Presenting an integrative model for treating traumatized children, this book combines play, art and other expressive therapies with ideas and strategies drawn from cognitive-behavioral and family therapy. Eliana Gil demonstrates how to tailor treatment to the needs of each child by using both directive and nondirective approaches. Throughout, practical clinical examples illustrate ways to target trauma-related symptomatology while also helping children process painful feelings and memories that are difficult to verbalize. The book concludes with four in-depth cases that bring to life the unique situation of each child and family, the decision making process of the therapist, and the applications of developmentally informed, creative, and flexible interventions.

Participants will:

  1. Learn how to build strong relationships with young clients who have experienced abuse, as well target trauma-related symptomatology when a child is unable or unwilling to “talk about it.”
  2. Become familiar with an integrative treatment model that combines play and other expressive therapies with elements of cognitive-behavioral and family therapy.
  3. Learn how to draw on strengths of diverse approaches in tailoring play therapy to each child’s unique needs.
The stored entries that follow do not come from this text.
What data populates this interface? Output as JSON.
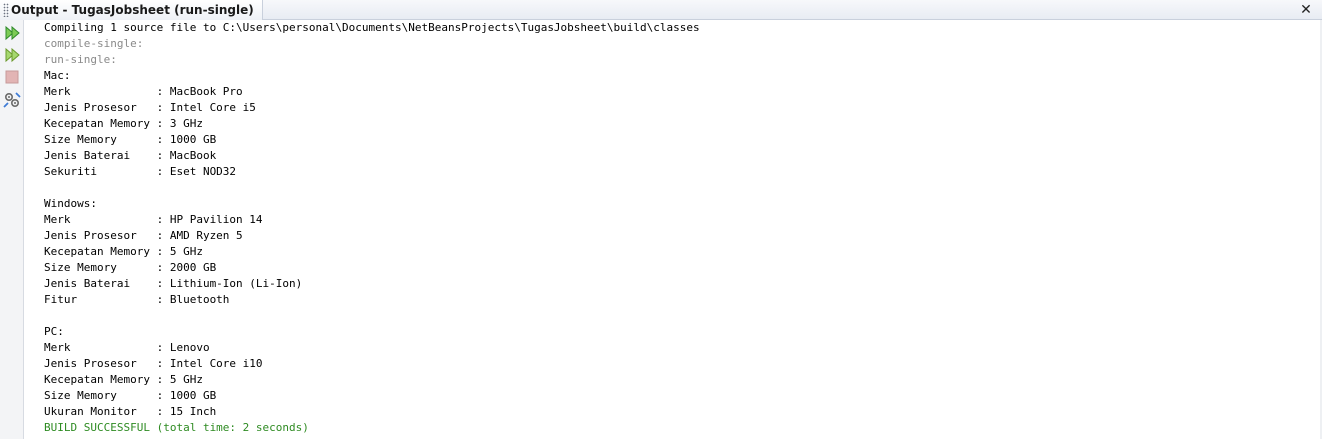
{
  "panel": {
    "title": "Output - TugasJobsheet (run-single)",
    "close_glyph": "✕"
  },
  "toolbar": {
    "buttons": [
      {
        "name": "rerun-icon",
        "enabled": true
      },
      {
        "name": "rerun-with-params-icon",
        "enabled": true
      },
      {
        "name": "stop-icon",
        "enabled": false
      },
      {
        "name": "settings-icon",
        "enabled": true
      }
    ]
  },
  "console": {
    "lines": [
      {
        "text": "Compiling 1 source file to C:\\Users\\personal\\Documents\\NetBeansProjects\\TugasJobsheet\\build\\classes",
        "style": "normal"
      },
      {
        "text": "compile-single:",
        "style": "muted"
      },
      {
        "text": "run-single:",
        "style": "muted"
      },
      {
        "text": "Mac:",
        "style": "normal"
      },
      {
        "text": "Merk             : MacBook Pro",
        "style": "normal"
      },
      {
        "text": "Jenis Prosesor   : Intel Core i5",
        "style": "normal"
      },
      {
        "text": "Kecepatan Memory : 3 GHz",
        "style": "normal"
      },
      {
        "text": "Size Memory      : 1000 GB",
        "style": "normal"
      },
      {
        "text": "Jenis Baterai    : MacBook",
        "style": "normal"
      },
      {
        "text": "Sekuriti         : Eset NOD32",
        "style": "normal"
      },
      {
        "text": "",
        "style": "normal"
      },
      {
        "text": "Windows:",
        "style": "normal"
      },
      {
        "text": "Merk             : HP Pavilion 14",
        "style": "normal"
      },
      {
        "text": "Jenis Prosesor   : AMD Ryzen 5",
        "style": "normal"
      },
      {
        "text": "Kecepatan Memory : 5 GHz",
        "style": "normal"
      },
      {
        "text": "Size Memory      : 2000 GB",
        "style": "normal"
      },
      {
        "text": "Jenis Baterai    : Lithium-Ion (Li-Ion)",
        "style": "normal"
      },
      {
        "text": "Fitur            : Bluetooth",
        "style": "normal"
      },
      {
        "text": "",
        "style": "normal"
      },
      {
        "text": "PC:",
        "style": "normal"
      },
      {
        "text": "Merk             : Lenovo",
        "style": "normal"
      },
      {
        "text": "Jenis Prosesor   : Intel Core i10",
        "style": "normal"
      },
      {
        "text": "Kecepatan Memory : 5 GHz",
        "style": "normal"
      },
      {
        "text": "Size Memory      : 1000 GB",
        "style": "normal"
      },
      {
        "text": "Ukuran Monitor   : 15 Inch",
        "style": "normal"
      },
      {
        "text": "BUILD SUCCESSFUL (total time: 2 seconds)",
        "style": "success"
      }
    ]
  },
  "colors": {
    "success": "#2e8b22",
    "muted": "#8a8a8a",
    "run_icon": "#3fa535"
  }
}
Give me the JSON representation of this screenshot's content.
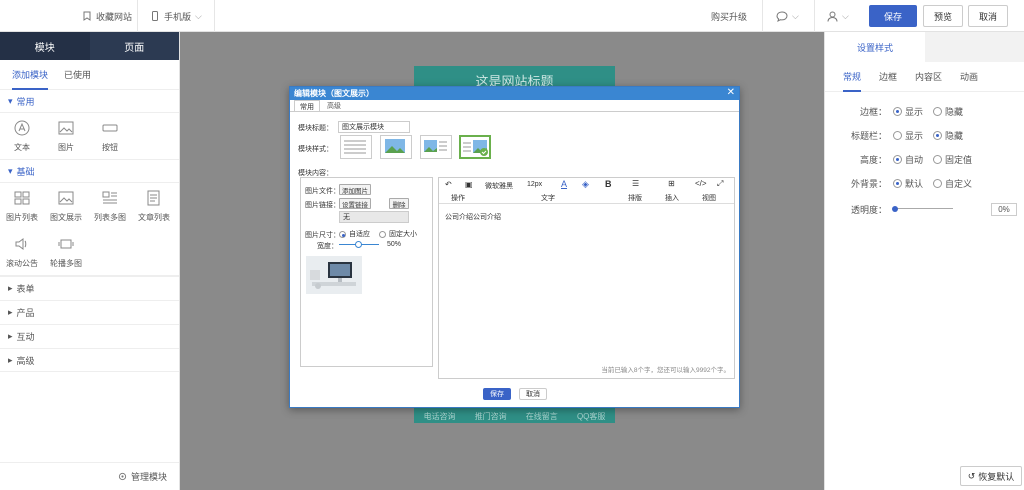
{
  "topbar": {
    "collect_label": "收藏网站",
    "device_label": "手机版",
    "upgrade_label": "购买升级",
    "save_label": "保存",
    "preview_label": "预览",
    "cancel_label": "取消"
  },
  "left_panel": {
    "tabs": [
      "模块",
      "页面"
    ],
    "subtabs": [
      "添加模块",
      "已使用"
    ],
    "categories": {
      "common": {
        "title": "常用",
        "items": [
          "文本",
          "图片",
          "按钮"
        ]
      },
      "basic": {
        "title": "基础",
        "items": [
          "图片列表",
          "图文展示",
          "列表多图",
          "文章列表",
          "滚动公告",
          "轮播多图"
        ]
      },
      "collapsed": [
        "表单",
        "产品",
        "互动",
        "高级"
      ]
    },
    "bottom_label": "管理模块"
  },
  "canvas": {
    "site_title": "这是网站标题",
    "nav": [
      "电话咨询",
      "推门咨询",
      "在线留言",
      "QQ客服"
    ]
  },
  "modal": {
    "title": "编辑模块（图文展示）",
    "tabs": [
      "常用",
      "高级"
    ],
    "module_title_label": "模块标题：",
    "module_title_value": "图文展示模块",
    "module_style_label": "模块样式：",
    "module_content_label": "模块内容：",
    "image_file_label": "图片文件：",
    "add_image_btn": "添加图片",
    "image_link_label": "图片链接：",
    "set_link_btn": "设置链接",
    "delete_btn": "删除",
    "link_value": "无",
    "image_size_label": "图片尺寸：",
    "size_auto": "自适应",
    "size_fixed": "固定大小",
    "width_label": "宽度：",
    "width_value": "50%",
    "editor": {
      "toolbar_op": "操作",
      "toolbar_font": "微软雅黑",
      "toolbar_size": "12px",
      "toolbar_text": "文字",
      "toolbar_layout": "排版",
      "toolbar_insert": "插入",
      "toolbar_view": "视图",
      "content": "公司介绍公司介绍",
      "counter": "当前已输入8个字，您还可以输入9992个字。"
    },
    "save_btn": "保存",
    "cancel_btn": "取消"
  },
  "right_panel": {
    "tab": "设置样式",
    "subtabs": [
      "常规",
      "边框",
      "内容区",
      "动画"
    ],
    "rows": {
      "border": {
        "label": "边框：",
        "opt1": "显示",
        "opt2": "隐藏"
      },
      "titlebar": {
        "label": "标题栏：",
        "opt1": "显示",
        "opt2": "隐藏"
      },
      "height": {
        "label": "高度：",
        "opt1": "自动",
        "opt2": "固定值"
      },
      "bg": {
        "label": "外背景：",
        "opt1": "默认",
        "opt2": "自定义"
      },
      "opacity": {
        "label": "透明度：",
        "value": "0%"
      }
    },
    "restore_label": "恢复默认"
  },
  "colors": {
    "accent": "#3a63c7",
    "canvas_teal": "#2f8f86",
    "dialog_header": "#3a86d2",
    "left_header": "#2c3a52"
  }
}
  4. Learn effective ways of involving parents and siblings in the play therapy process, as well as how to address special challenges such as post-traumatic play and dissociation.
  5. Explore four case studies that show how play, art, sand tray and other nonverbal and symbolic techniques enable children to externalize and process overwhelming experiences in a nonthreatening way, as well as how cognitive and behavioral procedures can help children deal with distressing thoughts, emotions and behaviors on a more verbal, rational level.